Selasa kemarin, Kementerian Kesehatan Kazakhstan mengonfirmasi bahwa total kematian sepanjang kerusuhan menyentuh angka 227, dengan korban luka melampaui 4.500 orang.
Serik Shalabayev, kepala layanan kejaksaan kriminal Kazakhstan, mengatakan bahwa dari total kematian tersebut, 19 di antaranya adalah polisi. "Sayangnya, ada juga warga sipil yang menjadi korban aksi teroris ini," tutur Shalabayev.
Sebagian korban dikabarkan meninggal setelah sempat menjalani perawatan intensif. Selama kerusuhan, aparat keamanan telah menahan 446 orang di bawah tuduhan aksi kriminal.
Kerusuhan Kazakhstan dimulai dengan aksi protes menentang kenaikan harga bahan bakar pada 2 Januari. Namun demonstrasi itu kemudian meluas menjadi penentangan menyeluruh terhadap pemerintah Kazakhstan yang dipimpin Presiden Kassym-Jomart Tokayev.
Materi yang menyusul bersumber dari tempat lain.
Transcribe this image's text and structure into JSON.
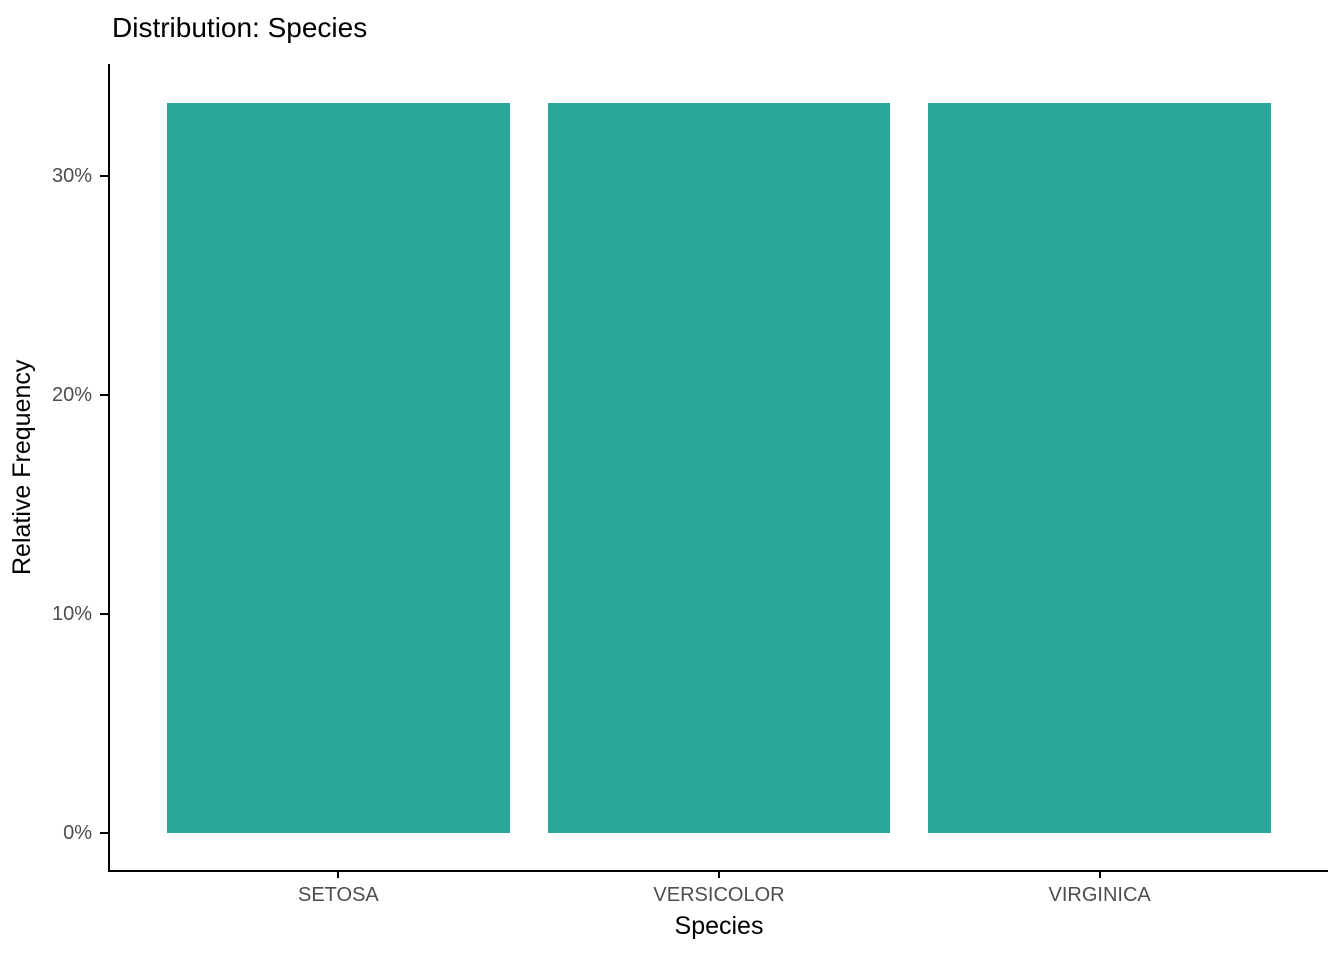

Baca: Presiden Kazakhstan Labeli Kerusuhan di Negaranya Sebagai Percobaan Kudeta
Untuk meredam kerusuhan, Tokayev meminta bantuan Organisasi Perjanjian Keamanan Kolektif, sebuah blok pimpinan Rusia. Pasukan penjaga perdamaian Rusia pun datang dan membantu menangani kerusuhan di Kazakhstan.
Setelah situasi mulai kondusif, pasukan Rusia secara berkala meninggalkan Kazakhstan. Penarikan ini mematahkan kekhawatiran Amerika Serikat yang menyebut pasukan Rusia akan sulit untuk meninggalkan negara asing yang didatanginya.
Pernyataan tersebut sempat membuat Moskow geram.